L’obligation d’information des médecins : le Conseil d’Etat et la Cour de Cassation en harmonie
Cass. 1ère civ. 23 janvier 2014 (12-22.123)
« Indépendamment des cas dans lesquels le défaut d’information sur les risques inhérents à un acte d’investigation, de traitement ou de prévention a fait perdre au patient une chance d’éviter le dommage résultant de la réalisation de l’un de ces risques en refusant qu’il soit pratiqué, le non-respect, par un professionnel de santé de son devoir d’information cause à celui auquel l’information était due, lorsque ce risque se réalise, un préjudice résultant d’un défaut de préparation aux conséquences d’un tel risque, que le juge ne peut laisser sans réparation ».
Par un arrêt historique du 3 juin 2010[1], la Cour de Cassation avait consacré, sur le fondement des articles 16, 16-3 et 1382 du code civil, l’existence d’un préjudice moral autonome, né du défaut du défaut d’information, déconnecté de l’atteinte corporelle, qui ne peut rester sans réparation et, ce donc, même si les conséquences de l’intervention ont été bénéfiques, même si le patient n’avait pas d’autre choix que l’intervention.

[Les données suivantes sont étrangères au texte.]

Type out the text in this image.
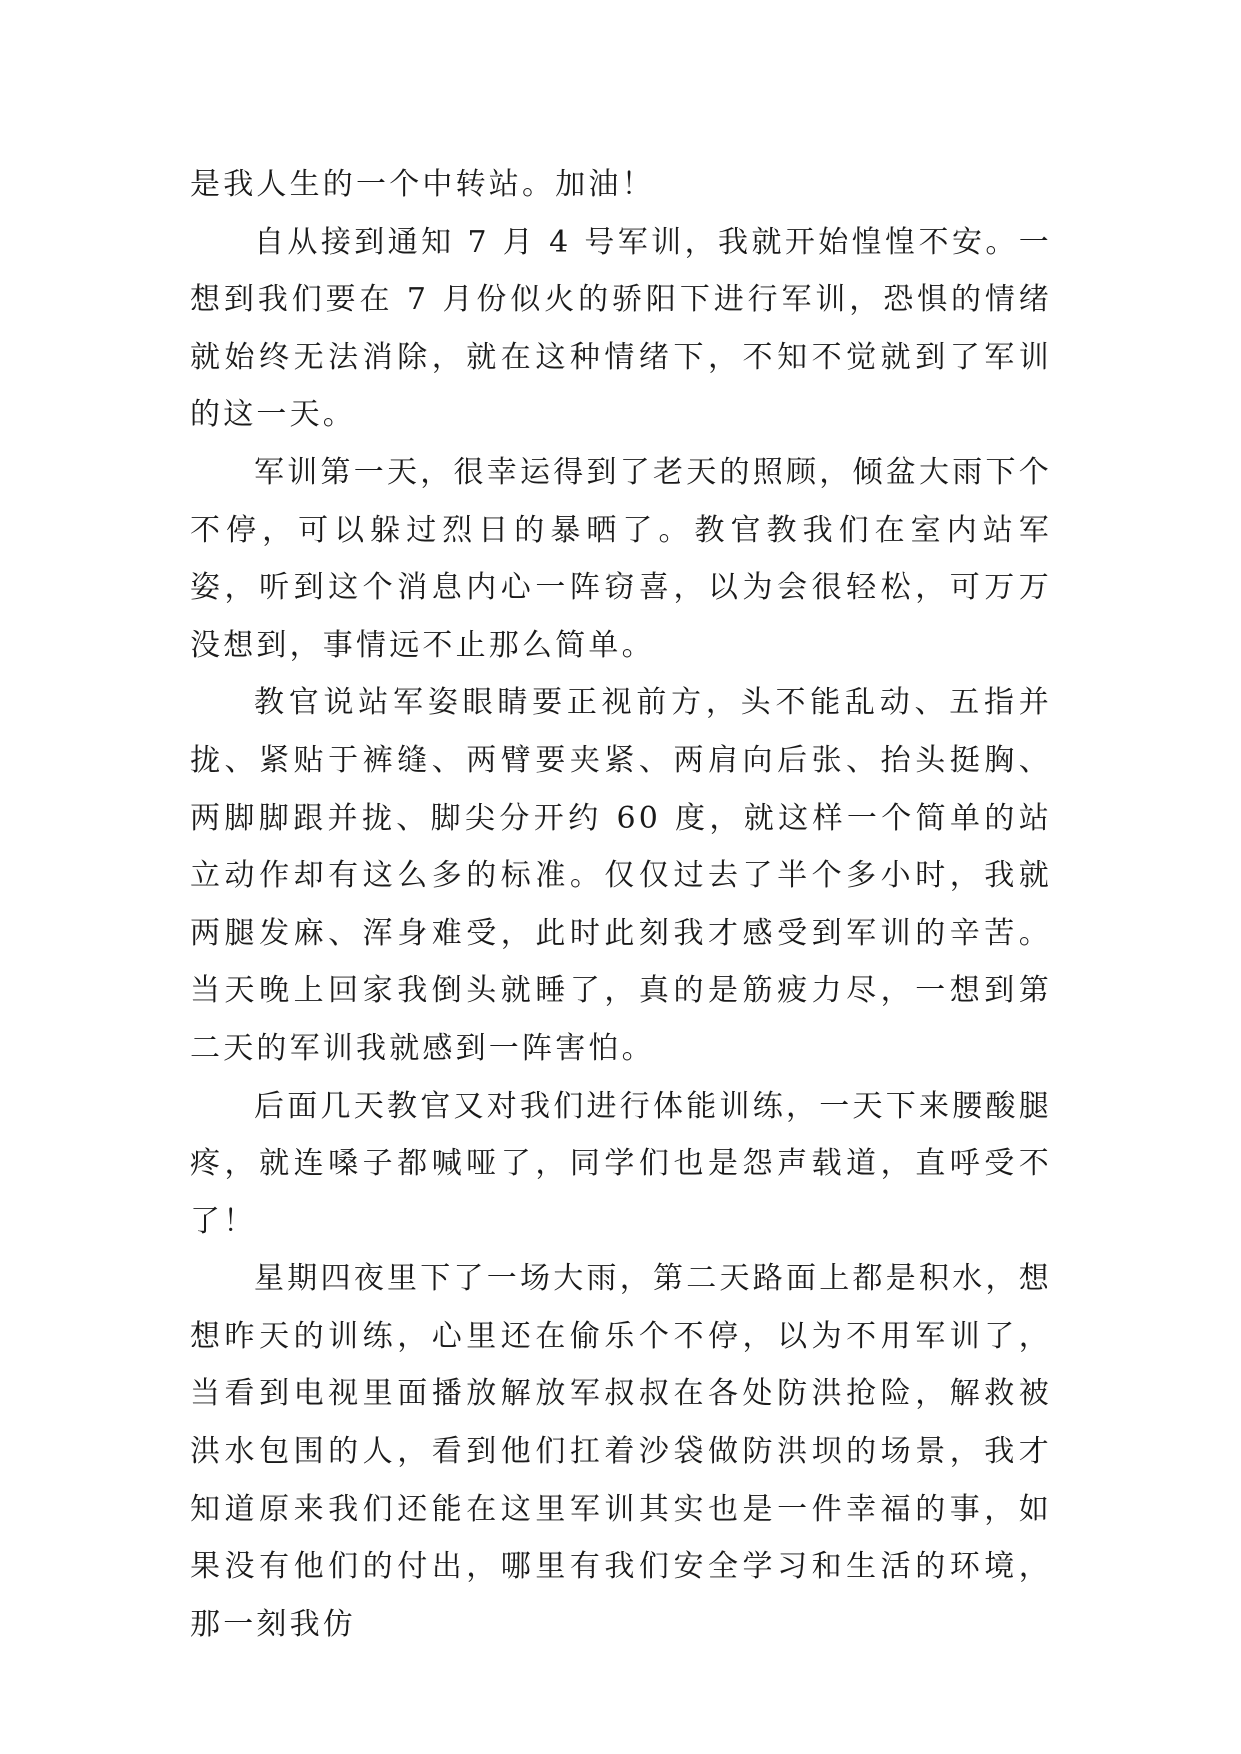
是我人生的一个中转站。加油！

自从接到通知 7 月 4 号军训，我就开始惶惶不安。一想到我们要在 7 月份似火的骄阳下进行军训，恐惧的情绪就始终无法消除，就在这种情绪下，不知不觉就到了军训的这一天。

军训第一天，很幸运得到了老天的照顾，倾盆大雨下个不停，可以躲过烈日的暴晒了。教官教我们在室内站军姿，听到这个消息内心一阵窃喜，以为会很轻松，可万万没想到，事情远不止那么简单。

教官说站军姿眼睛要正视前方，头不能乱动、五指并拢、紧贴于裤缝、两臂要夹紧、两肩向后张、抬头挺胸、两脚脚跟并拢、脚尖分开约 60 度，就这样一个简单的站立动作却有这么多的标准。仅仅过去了半个多小时，我就两腿发麻、浑身难受，此时此刻我才感受到军训的辛苦。当天晚上回家我倒头就睡了，真的是筋疲力尽，一想到第二天的军训我就感到一阵害怕。

后面几天教官又对我们进行体能训练，一天下来腰酸腿疼，就连嗓子都喊哑了，同学们也是怨声载道，直呼受不了！

星期四夜里下了一场大雨，第二天路面上都是积水，想想昨天的训练，心里还在偷乐个不停，以为不用军训了，当看到电视里面播放解放军叔叔在各处防洪抢险，解救被洪水包围的人，看到他们扛着沙袋做防洪坝的场景，我才知道原来我们还能在这里军训其实也是一件幸福的事，如果没有他们的付出，哪里有我们安全学习和生活的环境，那一刻我仿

Le Conseil d’Etat dans des arrêts des 24 septembre 2012[2] et 10 octobre 2012[3], après avoir appelé sa jurisprudence sur la perte de chance, a, à son tour, admis le principe de la réparation possible d’un préjudice distinct de celui de la perte de chance. Mais, il en a limité l’étendue en précisant que le manquement des médecins à leur obligation d’informer le patient des risques courus ouvre pour l’intéressé, lorsque ces risques se réalisent, le droit d’obtenir réparation des troubles qu’il a pu subir du fait qu’il n’a pas pu se préparer à cette éventualité, notamment en prenant certaines dispositions personnelles ».
La Cour de cassation a désormais emboîté le pas du Conseil d’Etat dans son arrêt du 23 janvier 2014 et a clarifié sa position en faisant du droit à l’information un droit personnel, accessoire au droit à l’intégrité corporelle, qui implique, pour sa réparation, la réalisation du risque dont le patient n’a pas été informé et la preuve de la réalité et de l’ampleur d’un préjudice résultant d’un défaut de préparation aux conséquences d’un tel risque.
Cet arrêt complète la construction jurisprudentielle sur le principe et le fondement de la réparation du défaut d’information, dans un objectif de rééquilibre de la relation de confiance patient/médecin[4] qui ne peut qu’être loué.
De quoi rassurer les médecins tout en maintenant le droit à indemnisation des patients qui peuvent cumuler une indemnisation au titre de la perte de chance et au titre d’un préjudice moral d’impréparation au risque qui s’est réalisé.